- Genre: Drama Thriller
- Based on: Mischief by Charlotte Armstrong
- Teleplay by: Rick Berer
- Directed by: Rick Berger
- Starring: Kim Myers Brett Cullen Kimberly Cullum
- Music by: Laura Karpman
- Country of origin: United States
- Original language: English

Production
- Producer: Gina Scheerer
- Cinematography: Edward J. Pei
- Editor: Lynne Southerland
- Running time: 92 minutes
- Production company: FNM Films

Original release
- Network: Fox
- Release: June 10, 1991

= The Sitter (1991 film) =

The Sitter is a 1991 television film directed by Rick Berger and starring Kim Myers as Nell, an unstable babysitter, who lives in the reality of romance novels. It is a remake of the 1952 Marilyn Monroe film Don't Bother to Knock, which in turn was based on the Charlotte Armstrong novel Mischief.

==Background==
Berger said he took more inspiration from Armstrong's book than its 1952 film adaptation: "I took what I liked about the book and did a lot of extrapolation," he told the San Francisco Chronicle. He discouraged the cast from taking cues from the movie.

==Plot==
Nell, a shy and quiet girl, is told that she will babysit a young rich girl at a hotel while the girl's parents attend a party. Nell feels isolated and has unrealistic expectations of love and relationships, based on what she reads in romance novels. She is taken with the little girl, Melissa (Kimberly Cullum). She has her call her "mommy" and gives Melissa a marble that she says is magic. Next, she lets her go with her to a toy store. While on the street, they play "pick a card" with a vendor. He thinks Melissa is cheating and yells at her. Nell yells at the man, saying her "daughter" isn't a cheater. While at the hotel a dog had tried to bite at Melissa, so Nell buys a toy plane. It flies into a back room where the dog chases after it, and the dog is heard whimpering.

While Nell is trying on Melissa's mother's clothes and jewels in the hotel room, Nell sees a handsome man named Jeff (Brett Cullen) across the street. He calls her up for a date. She imagines them married with Melissa as their daughter and two other children. He is interested in Nell but he is taken aback when she starts asking if he loves her.

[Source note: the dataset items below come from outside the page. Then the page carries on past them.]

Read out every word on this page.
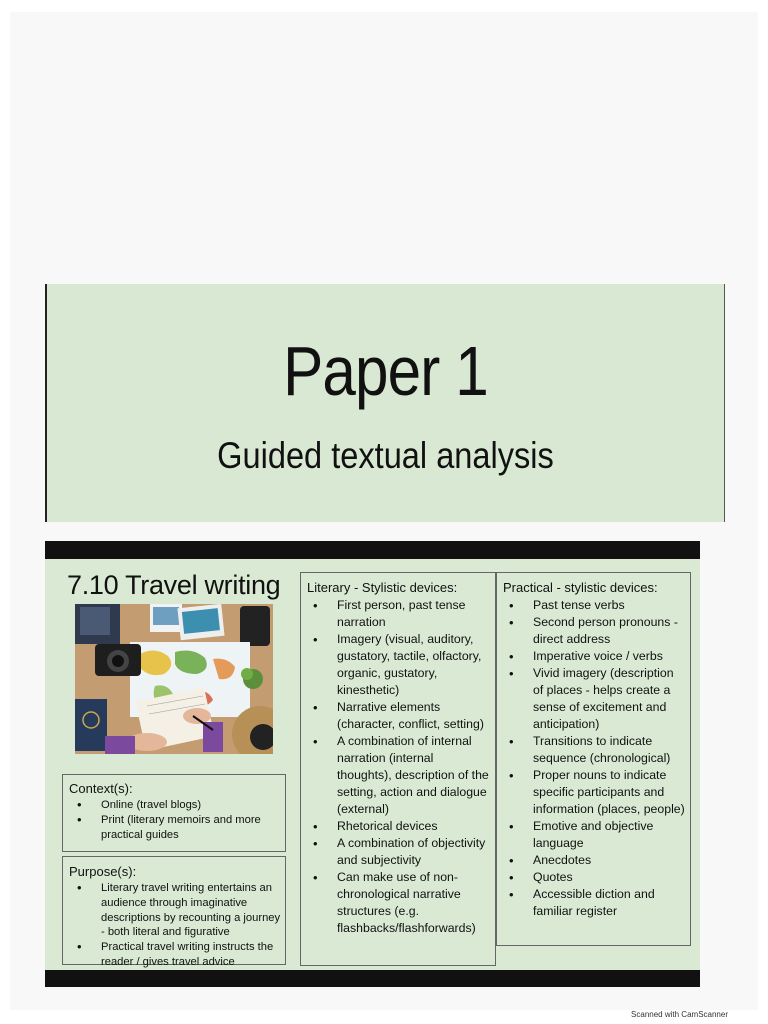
Paper 1
Guided textual analysis
7.10 Travel writing
Context(s):
• Online (travel blogs)
• Print (literary memoirs and more practical guides
Purpose(s):
• Literary travel writing entertains an audience through imaginative descriptions by recounting a journey - both literal and figurative
• Practical travel writing instructs the reader / gives travel advice
Literary - Stylistic devices:
• First person, past tense narration
• Imagery (visual, auditory, gustatory, tactile, olfactory, organic, gustatory, kinesthetic)
• Narrative elements (character, conflict, setting)
• A combination of internal narration (internal thoughts), description of the setting, action and dialogue (external)
• Rhetorical devices
• A combination of objectivity and subjectivity
• Can make use of non-chronological narrative structures (e.g. flashbacks/flashforwards)
Practical - stylistic devices:
• Past tense verbs
• Second person pronouns - direct address
• Imperative voice / verbs
• Vivid imagery (description of places - helps create a sense of excitement and anticipation)
• Transitions to indicate sequence (chronological)
• Proper nouns to indicate specific participants and information (places, people)
• Emotive and objective language
• Anecdotes
• Quotes
• Accessible diction and familiar register
Scanned with CamScanner
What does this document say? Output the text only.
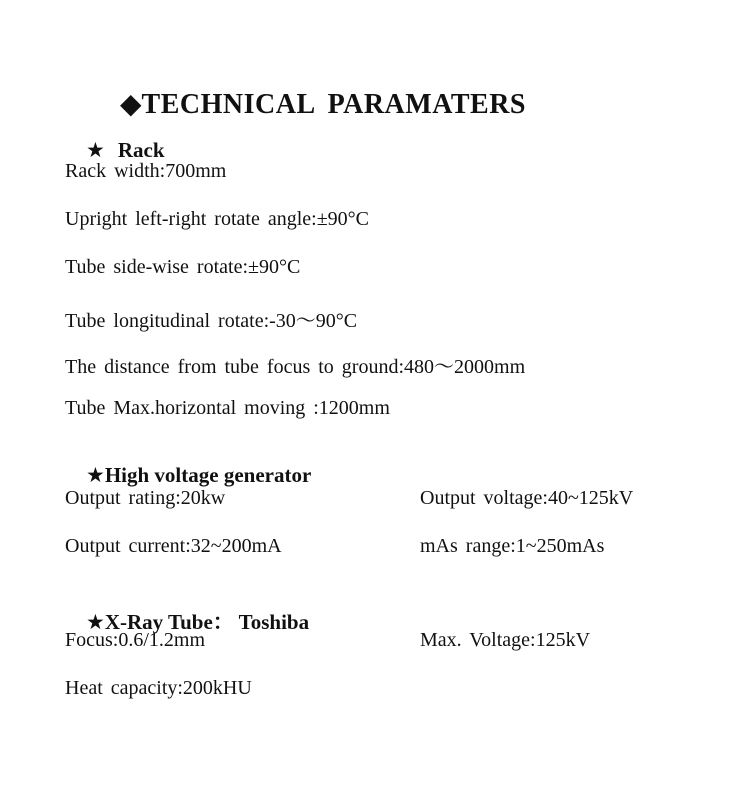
◆TECHNICAL PARAMATERS

★ Rack

Rack width:700mm
Upright left-right rotate angle:±90°C
Tube side-wise rotate:±90°C
Tube longitudinal rotate:-30～90°C
The distance from tube focus to ground:480～2000mm
Tube Max.horizontal moving :1200mm

★High voltage generator

Output rating:20kw	Output voltage:40~125kV
Output current:32~200mA	mAs range:1~250mAs

★X-Ray Tube： Toshiba

Focus:0.6/1.2mm	Max. Voltage:125kV
Heat capacity:200kHU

The film ends with Nell on the ledge of the roof with Melissa and Jeff. He tells her not to hurt Melissa and she lets Melissa go, who drops the marble. Nell runs to the ledge to get it and in her dream world, she's talking to Jeff, Melissa and two other children. She hears him call "Nell? Nell?" The camera pans to the street in front of the hotel where Nell has fallen to her death; she has a smile on her face.

==Cast==
- Kim Myers as Nell
- Brett Cullen as Jeff Harper
- Kimberly Cullum as Melissa Jones
- Susan Barnes as Alice
- Susanne Reed as Ruth Jones
- James McDonnell as Dennis Jones
- Eugene Roch as Carl
- Patricia George as Winona
- Maria Richwine as Mary
- Adolfo Quinones as Nick

==Critical reception==
The Baltimore Evening Sun said the film was overly long and "goes limp before it's halfway through." The Indianapolis Star wrote that the movie was poorly paced, despite its compelling subject matter. And the Chicago Tribune went so far as to call it "one of the worst TV movies ever made," criticizing both the script and Myers as an actress, writing that she "exhibits the acting skills of a mannequin." However, both the Evening Sun and the Chicago Sun-Times did praise Myers' performance, however, both commenting on her resemblance to Meryl Streep.